Free to play in the open spaces of your mind, you can swim in all those thoughts you hid under your desk or behind mounds of paper work. It’s the most creative time of day, along with the most liberating.

It’s by the nightfall that your most uninhibited and passionate sides are explored. It’s the time to unleash your innermost desires and allow yourself the freedom that’s masked behind the taunting exposure of sunlight.

The night is for testing your limits and challenging yourself. It’s for discovering those passions you suppress all day and breaking down all those rules your parents made to protect you.

It’s the time to dig into those hidden corners of your mind and unknown trails of your subconscious. It’s a time of self-expression that can only be unlocked at night and evaluated by day.


They Are Anti-Establishment

Staying up late has been, and always will be, an act of rebellion. A defiance of the nine-to-five, the very habit of staying up late is revolutionary. Since ancient times, there is evidence that society condoned the night owls.

In the academic paper, “Why The Night Owl Is More Intelligent,” published in the journal “Psychology And Individual Differences,” it’s widely assumed that for several millennia, humans were largely conditioned to work during the day and to sleep at night.

While those who defy the trend, are more likely to “acquire and espouse evolutionarily novel values and preferences than less intelligent individuals.”

These “novel values” become the building blocks of leaders. They are the makings of revolutionaries, inventors and explorers. They are the ones who makes sacrifices and defy the societal pressure to follow the masses.

It’s no surprise that those willing to stay up late, to explore the uncharted territory of night, are more inquisitive.

They are more apt to make discoveries and challenge authority. They want to expand their mind, not shut it off just because people tell them it’s time for bed.


They Are More Open-Minded

Things that happen at night are things you can’t get away with during the day. It’s the time of utter licentiousness, of underhanded transactions and unseemly occupations.

It’s when the bars are opened and the poets write. It’s when musicians pore over instruments, geniuses have their breakthroughs and artists come alive. According to “Esquire,” it’s also when you have the most sex.

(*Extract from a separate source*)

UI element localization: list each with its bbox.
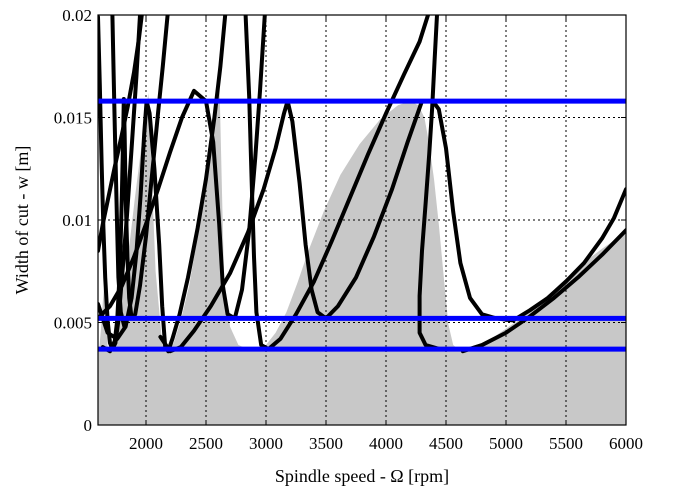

Healthy sex lives and late curfews are indeed, positively correlated. Those reported to have later bedtimes were buying more sex toys and having more sex than their sleepier counterparts.

One sex shop worker believes that intelligence is correlated with open-mindedness, which in turns correlates with a more open sex life.

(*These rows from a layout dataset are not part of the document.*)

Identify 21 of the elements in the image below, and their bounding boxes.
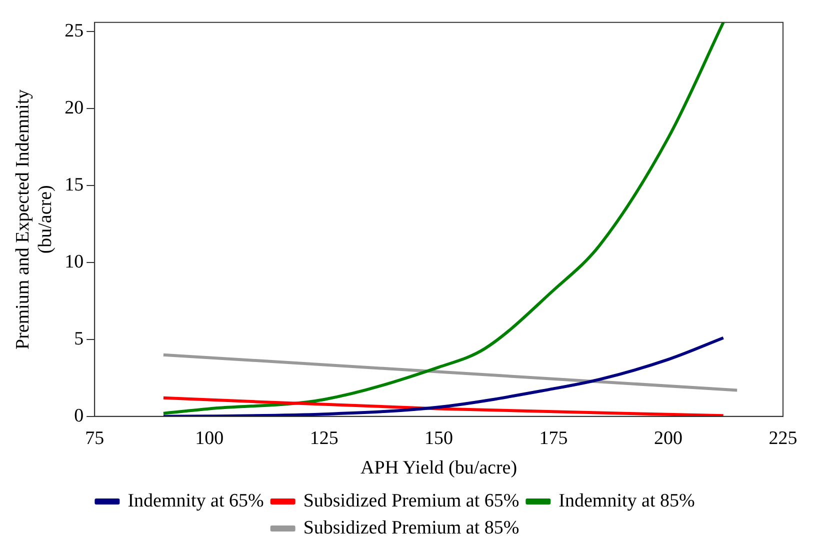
x-tick-label: 150 bbox=[424, 428, 454, 449]
x-tick-label: 125 bbox=[310, 428, 338, 449]
y-tick-label: 25 bbox=[64, 20, 84, 42]
x-tick-label: 200 bbox=[654, 428, 683, 449]
legend-label: Indemnity at 85% bbox=[558, 490, 695, 512]
y-tick-label: 15 bbox=[64, 174, 84, 196]
x-tick-label: 75 bbox=[85, 428, 104, 449]
legend-label: Subsidized Premium at 85% bbox=[303, 517, 520, 538]
y-tick-label: 20 bbox=[64, 98, 84, 119]
x-axis-title: APH Yield (bu/acre) bbox=[360, 458, 518, 479]
x-tick-label: 100 bbox=[195, 428, 224, 449]
x-tick-label: 175 bbox=[539, 428, 568, 449]
legend-label: Subsidized Premium at 65% bbox=[303, 490, 520, 512]
y-tick-label: 5 bbox=[74, 328, 84, 350]
line-series bbox=[162, 336, 725, 416]
line-series bbox=[162, 22, 725, 415]
legend-label: Indemnity at 65% bbox=[128, 490, 264, 512]
y-axis-title: Premium and Expected Indemnity (bu/acre) bbox=[12, 88, 56, 350]
x-tick-label: 225 bbox=[768, 428, 798, 449]
y-tick-label: 10 bbox=[64, 251, 84, 272]
y-tick-label: 0 bbox=[74, 405, 84, 426]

Those who are willing to stay awake, who yearn for the mysteries of nightfall, are exposed to an array of discoveries that those who stay asleep will never know. It’s those who are willing to test their limits and explore in the dark who will bring more light to the day.


They Are Proactive

The early bird may get the worm, but the night owl gets the whole jar. While the early risers may get up to see the first worm crawl its way to the wet surface, the night owl gets to them before they burrow under.

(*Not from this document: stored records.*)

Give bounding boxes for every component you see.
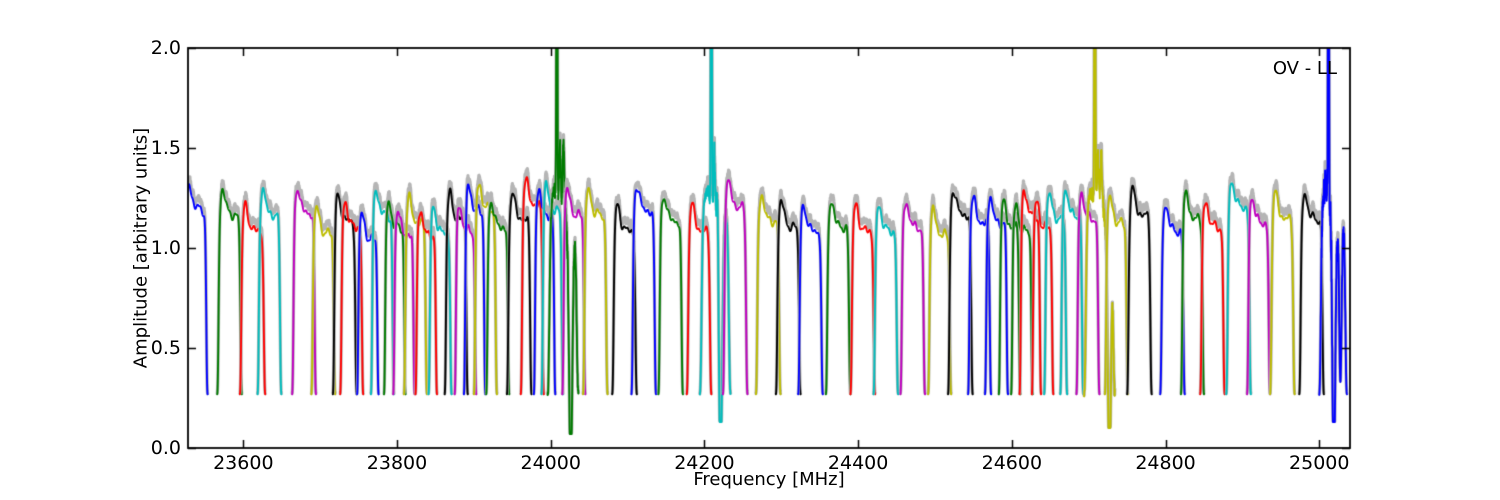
y-tick-label: 0.5 — [150, 337, 181, 359]
x-tick-label: 24400 — [827, 452, 889, 474]
x-tick-label: 24600 — [981, 452, 1043, 474]
y-tick-label: 1.0 — [150, 237, 181, 259]
x-axis-label: Frequency [MHz] — [693, 469, 845, 490]
x-tick-label: 23800 — [366, 452, 428, 474]
x-tick-label: 24000 — [520, 452, 581, 474]
y-tick-label: 0.0 — [150, 437, 181, 459]
x-tick-label: 23600 — [213, 452, 274, 474]
x-tick-label: 25000 — [1289, 452, 1350, 474]
x-tick-label: 24200 — [674, 452, 735, 474]
x-tick-label: 24800 — [1135, 452, 1196, 474]
station-polarization-annotation: OV - LL — [1272, 58, 1337, 79]
y-tick-label: 1.5 — [150, 137, 181, 159]
y-tick-label: 2.0 — [150, 37, 181, 59]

Getting up early is most definitely proactive, but staying up late is just as fruitful. Those who stay up get hours ahead, rather than the one or two an early riser gains.

There are things to be explored at night that early risers will never experience. There are ideas formulated and tasks completed that early risers never get to finish.

Because at night, there is dawn and a new day in front of you. But by morning, there’s just the bleakness of night and the daunting end of another day.